New face at Grumbles Alley

Published 8:35 am Sunday, September 12, 2010

Ray Brown puts some finishing touches on the wall near the breaker box Friday as he completed the renovations at The Restaurant on Gumbles' Alley. -- Leesha Faulkner photo

Dianne Smitherman served up sawdust and paint rather than drinks and food at The Restaurant on Grumble’s Alley last week.
Smitherman, who owns the restaurant, dug in deep and gave it a facelift last week, stripping the wall down to brick on one end and giving other walls a fresh coat of paint in the dining area.
The restaurant opens again Monday for lunch and dinner.

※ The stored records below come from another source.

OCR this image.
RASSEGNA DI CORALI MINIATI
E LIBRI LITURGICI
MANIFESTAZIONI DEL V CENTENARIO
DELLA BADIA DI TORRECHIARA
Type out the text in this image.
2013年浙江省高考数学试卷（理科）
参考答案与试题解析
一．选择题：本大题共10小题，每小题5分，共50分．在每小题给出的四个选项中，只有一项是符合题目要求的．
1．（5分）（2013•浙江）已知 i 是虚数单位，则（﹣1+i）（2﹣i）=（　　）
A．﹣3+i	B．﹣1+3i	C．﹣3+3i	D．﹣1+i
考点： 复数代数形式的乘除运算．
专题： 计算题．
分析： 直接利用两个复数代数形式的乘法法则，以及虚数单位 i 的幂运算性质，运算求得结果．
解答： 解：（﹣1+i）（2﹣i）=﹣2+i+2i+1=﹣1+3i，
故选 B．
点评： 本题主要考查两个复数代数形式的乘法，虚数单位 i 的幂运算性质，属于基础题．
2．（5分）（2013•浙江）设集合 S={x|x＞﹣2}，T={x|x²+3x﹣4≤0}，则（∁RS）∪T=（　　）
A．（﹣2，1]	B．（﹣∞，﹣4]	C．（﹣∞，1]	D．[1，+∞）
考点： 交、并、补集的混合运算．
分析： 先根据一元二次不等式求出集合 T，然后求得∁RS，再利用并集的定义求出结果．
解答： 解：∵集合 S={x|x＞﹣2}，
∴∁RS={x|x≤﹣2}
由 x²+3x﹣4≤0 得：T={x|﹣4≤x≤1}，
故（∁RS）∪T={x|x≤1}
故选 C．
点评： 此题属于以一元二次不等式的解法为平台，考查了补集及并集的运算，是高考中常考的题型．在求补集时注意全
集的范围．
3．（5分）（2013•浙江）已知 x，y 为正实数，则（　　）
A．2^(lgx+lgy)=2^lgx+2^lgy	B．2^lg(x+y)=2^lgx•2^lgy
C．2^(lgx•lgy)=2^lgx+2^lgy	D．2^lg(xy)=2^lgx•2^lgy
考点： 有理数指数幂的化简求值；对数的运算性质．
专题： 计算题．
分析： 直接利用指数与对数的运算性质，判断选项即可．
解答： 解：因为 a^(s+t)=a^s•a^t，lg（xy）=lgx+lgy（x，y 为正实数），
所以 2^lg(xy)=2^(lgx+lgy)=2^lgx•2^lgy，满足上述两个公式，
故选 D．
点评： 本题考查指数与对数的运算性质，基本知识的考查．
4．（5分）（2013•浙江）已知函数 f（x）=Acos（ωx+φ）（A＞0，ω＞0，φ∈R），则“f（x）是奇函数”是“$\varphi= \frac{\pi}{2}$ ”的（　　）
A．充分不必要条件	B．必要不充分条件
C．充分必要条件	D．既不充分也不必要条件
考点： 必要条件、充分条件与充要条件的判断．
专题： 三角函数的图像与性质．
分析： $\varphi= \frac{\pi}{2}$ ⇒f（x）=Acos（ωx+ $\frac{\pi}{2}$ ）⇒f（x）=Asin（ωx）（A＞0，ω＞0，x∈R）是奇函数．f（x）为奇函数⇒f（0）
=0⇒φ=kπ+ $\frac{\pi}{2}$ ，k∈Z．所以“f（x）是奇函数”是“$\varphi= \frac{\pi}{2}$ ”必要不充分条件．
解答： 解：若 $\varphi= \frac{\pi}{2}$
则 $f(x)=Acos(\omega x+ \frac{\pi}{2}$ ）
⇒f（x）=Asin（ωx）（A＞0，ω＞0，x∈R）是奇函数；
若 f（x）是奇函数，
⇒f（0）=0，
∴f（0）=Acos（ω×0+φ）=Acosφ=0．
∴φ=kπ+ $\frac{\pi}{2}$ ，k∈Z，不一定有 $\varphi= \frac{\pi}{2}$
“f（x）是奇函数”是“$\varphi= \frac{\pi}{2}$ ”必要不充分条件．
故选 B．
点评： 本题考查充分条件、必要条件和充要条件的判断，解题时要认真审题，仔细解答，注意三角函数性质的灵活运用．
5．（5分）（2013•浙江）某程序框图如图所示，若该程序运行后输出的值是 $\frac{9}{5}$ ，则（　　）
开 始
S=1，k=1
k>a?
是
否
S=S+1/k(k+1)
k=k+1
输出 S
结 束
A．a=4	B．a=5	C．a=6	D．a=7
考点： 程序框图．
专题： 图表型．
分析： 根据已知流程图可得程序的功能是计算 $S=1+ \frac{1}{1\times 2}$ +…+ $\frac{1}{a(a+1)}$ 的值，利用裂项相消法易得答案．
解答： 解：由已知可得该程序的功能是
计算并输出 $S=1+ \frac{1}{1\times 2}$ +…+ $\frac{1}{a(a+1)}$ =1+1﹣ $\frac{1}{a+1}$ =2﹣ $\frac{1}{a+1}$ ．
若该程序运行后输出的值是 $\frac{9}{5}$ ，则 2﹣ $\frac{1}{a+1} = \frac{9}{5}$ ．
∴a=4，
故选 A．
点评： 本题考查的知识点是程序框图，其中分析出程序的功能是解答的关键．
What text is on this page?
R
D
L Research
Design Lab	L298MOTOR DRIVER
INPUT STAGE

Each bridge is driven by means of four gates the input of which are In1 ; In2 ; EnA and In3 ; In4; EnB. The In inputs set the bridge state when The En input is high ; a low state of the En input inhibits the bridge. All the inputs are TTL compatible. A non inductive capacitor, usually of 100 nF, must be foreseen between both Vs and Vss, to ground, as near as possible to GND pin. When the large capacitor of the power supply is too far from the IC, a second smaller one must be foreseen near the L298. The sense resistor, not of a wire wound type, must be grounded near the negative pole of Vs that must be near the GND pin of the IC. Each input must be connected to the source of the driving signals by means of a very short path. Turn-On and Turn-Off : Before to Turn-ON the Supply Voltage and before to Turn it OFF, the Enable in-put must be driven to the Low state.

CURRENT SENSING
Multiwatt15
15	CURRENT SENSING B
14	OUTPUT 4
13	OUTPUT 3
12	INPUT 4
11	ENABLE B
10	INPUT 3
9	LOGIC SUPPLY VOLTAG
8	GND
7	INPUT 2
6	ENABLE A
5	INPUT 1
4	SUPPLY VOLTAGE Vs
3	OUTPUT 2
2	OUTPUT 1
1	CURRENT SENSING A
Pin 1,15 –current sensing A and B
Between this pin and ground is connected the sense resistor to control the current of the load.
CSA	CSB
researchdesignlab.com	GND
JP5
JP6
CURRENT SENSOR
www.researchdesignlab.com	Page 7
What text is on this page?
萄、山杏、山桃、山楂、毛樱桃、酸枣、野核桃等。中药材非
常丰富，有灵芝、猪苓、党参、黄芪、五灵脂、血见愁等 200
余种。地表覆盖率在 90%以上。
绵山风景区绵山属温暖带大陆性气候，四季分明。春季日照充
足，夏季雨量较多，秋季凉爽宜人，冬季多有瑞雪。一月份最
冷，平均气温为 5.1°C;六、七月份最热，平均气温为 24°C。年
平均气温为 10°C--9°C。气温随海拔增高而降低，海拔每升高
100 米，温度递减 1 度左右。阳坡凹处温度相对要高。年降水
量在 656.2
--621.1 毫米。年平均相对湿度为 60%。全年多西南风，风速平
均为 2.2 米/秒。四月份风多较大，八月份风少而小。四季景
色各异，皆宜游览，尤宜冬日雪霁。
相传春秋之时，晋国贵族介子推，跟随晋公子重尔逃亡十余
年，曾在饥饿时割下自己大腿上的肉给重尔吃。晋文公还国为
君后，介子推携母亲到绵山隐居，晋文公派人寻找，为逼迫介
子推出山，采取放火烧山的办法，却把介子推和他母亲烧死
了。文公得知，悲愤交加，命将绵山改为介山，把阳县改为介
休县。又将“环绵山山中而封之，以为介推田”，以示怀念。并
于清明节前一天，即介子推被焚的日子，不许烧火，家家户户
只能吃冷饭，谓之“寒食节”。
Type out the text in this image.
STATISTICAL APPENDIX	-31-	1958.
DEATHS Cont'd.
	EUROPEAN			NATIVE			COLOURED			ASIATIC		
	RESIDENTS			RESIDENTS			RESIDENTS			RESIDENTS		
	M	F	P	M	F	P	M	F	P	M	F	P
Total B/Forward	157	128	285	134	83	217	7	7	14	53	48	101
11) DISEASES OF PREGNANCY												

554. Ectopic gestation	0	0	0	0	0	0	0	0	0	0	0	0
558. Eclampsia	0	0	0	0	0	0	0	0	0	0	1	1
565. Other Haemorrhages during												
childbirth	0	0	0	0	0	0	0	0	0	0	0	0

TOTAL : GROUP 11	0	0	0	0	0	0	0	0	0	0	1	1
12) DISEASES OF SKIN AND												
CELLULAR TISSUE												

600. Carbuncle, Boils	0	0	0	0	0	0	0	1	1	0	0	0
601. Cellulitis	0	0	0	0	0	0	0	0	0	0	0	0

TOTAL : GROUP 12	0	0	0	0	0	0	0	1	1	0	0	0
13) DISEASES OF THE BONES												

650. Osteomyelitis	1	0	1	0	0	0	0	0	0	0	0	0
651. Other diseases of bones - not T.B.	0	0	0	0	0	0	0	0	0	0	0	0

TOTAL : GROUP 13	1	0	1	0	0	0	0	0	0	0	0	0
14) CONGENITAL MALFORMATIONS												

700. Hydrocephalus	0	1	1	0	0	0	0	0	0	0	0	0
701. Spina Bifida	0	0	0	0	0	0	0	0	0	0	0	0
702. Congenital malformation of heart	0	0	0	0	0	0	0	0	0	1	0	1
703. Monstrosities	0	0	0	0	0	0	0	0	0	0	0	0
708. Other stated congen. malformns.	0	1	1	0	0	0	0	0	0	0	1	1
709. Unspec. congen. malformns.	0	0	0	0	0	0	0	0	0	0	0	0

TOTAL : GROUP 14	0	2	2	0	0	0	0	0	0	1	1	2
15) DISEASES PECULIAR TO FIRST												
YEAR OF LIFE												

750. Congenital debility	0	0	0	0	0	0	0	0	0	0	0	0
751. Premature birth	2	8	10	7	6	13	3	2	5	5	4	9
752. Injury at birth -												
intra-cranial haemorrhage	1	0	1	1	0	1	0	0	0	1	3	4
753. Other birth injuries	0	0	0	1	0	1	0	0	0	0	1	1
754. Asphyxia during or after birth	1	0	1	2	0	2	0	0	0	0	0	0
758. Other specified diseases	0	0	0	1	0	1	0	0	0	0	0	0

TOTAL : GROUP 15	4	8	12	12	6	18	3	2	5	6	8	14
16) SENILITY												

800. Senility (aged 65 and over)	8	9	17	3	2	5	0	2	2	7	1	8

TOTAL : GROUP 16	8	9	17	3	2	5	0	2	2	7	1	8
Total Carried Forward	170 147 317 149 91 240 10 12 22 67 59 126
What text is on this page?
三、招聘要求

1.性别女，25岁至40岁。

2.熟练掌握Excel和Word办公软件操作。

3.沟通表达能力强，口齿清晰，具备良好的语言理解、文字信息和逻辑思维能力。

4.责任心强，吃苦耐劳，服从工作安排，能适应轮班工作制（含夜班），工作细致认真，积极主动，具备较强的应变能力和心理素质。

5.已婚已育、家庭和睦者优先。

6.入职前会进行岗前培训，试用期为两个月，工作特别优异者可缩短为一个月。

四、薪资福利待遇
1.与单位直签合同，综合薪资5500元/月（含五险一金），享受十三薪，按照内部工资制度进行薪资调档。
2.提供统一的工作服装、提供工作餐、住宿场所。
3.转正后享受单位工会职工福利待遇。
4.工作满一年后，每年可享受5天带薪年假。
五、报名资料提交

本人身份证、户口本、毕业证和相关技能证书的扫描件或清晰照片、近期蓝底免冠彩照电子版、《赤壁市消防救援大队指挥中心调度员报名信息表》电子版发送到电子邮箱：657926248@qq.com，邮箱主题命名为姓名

Diners will get more surprises from the facelift, she promises.
“It was time to do something,” Smitherman said, as she scurried around a nearly empty dining room. “There’s so much going on behind us with the park, I thought it would be a good time to give this more of a river look.”
And that’s what she has accomplished, pulling out the bar and installing new shelving.
The restaurant hasn’t undergone a renovation in about a quarter of a century, according to Martha P. Strickland, who once owned the place with her husband, Howard.
“She has a lot of courage to do this,” Strickland said.
Smitherman hopes the renovation will encourage people to come down to her site on Water Avenue and partake of the fare, which isn’t likely to change much.
“I may add a few things, but none of the sandwiches will change,” she said of customer favorites.
The week’s worth of work wasn’t without its surprises. Fortunately, Smitherman said, plenty of friends around town had the supplies and the skills to get the project over any humps.
“It’s great to be in a small town. I had a lot of help from local people,” she said. “I could not — repeat — could not have done it without them, from refrigeration people to PepsiCo. I am so glad I went local with Pepsi.”
Smitherman decided a local renovation meant doing business with local people. Everything except the carpet was purchased locally.
“NTL, Carpet Plus and Cover It — Chris, Diana and Nat — were absolutely wonderful,” she said. “They were fantastic. Them, and my dear friend, Paul.”
Smitherman is convinced if Selma would buy Selma, it might make a difference.
“We have to help out each other,” she said. “That’s how we will survive.”
Smitherman looked around the disheveled dining room.
“I don’t have much time,” she said. “But I think you’ll like the changes. Come on in Monday and tell me what you think.”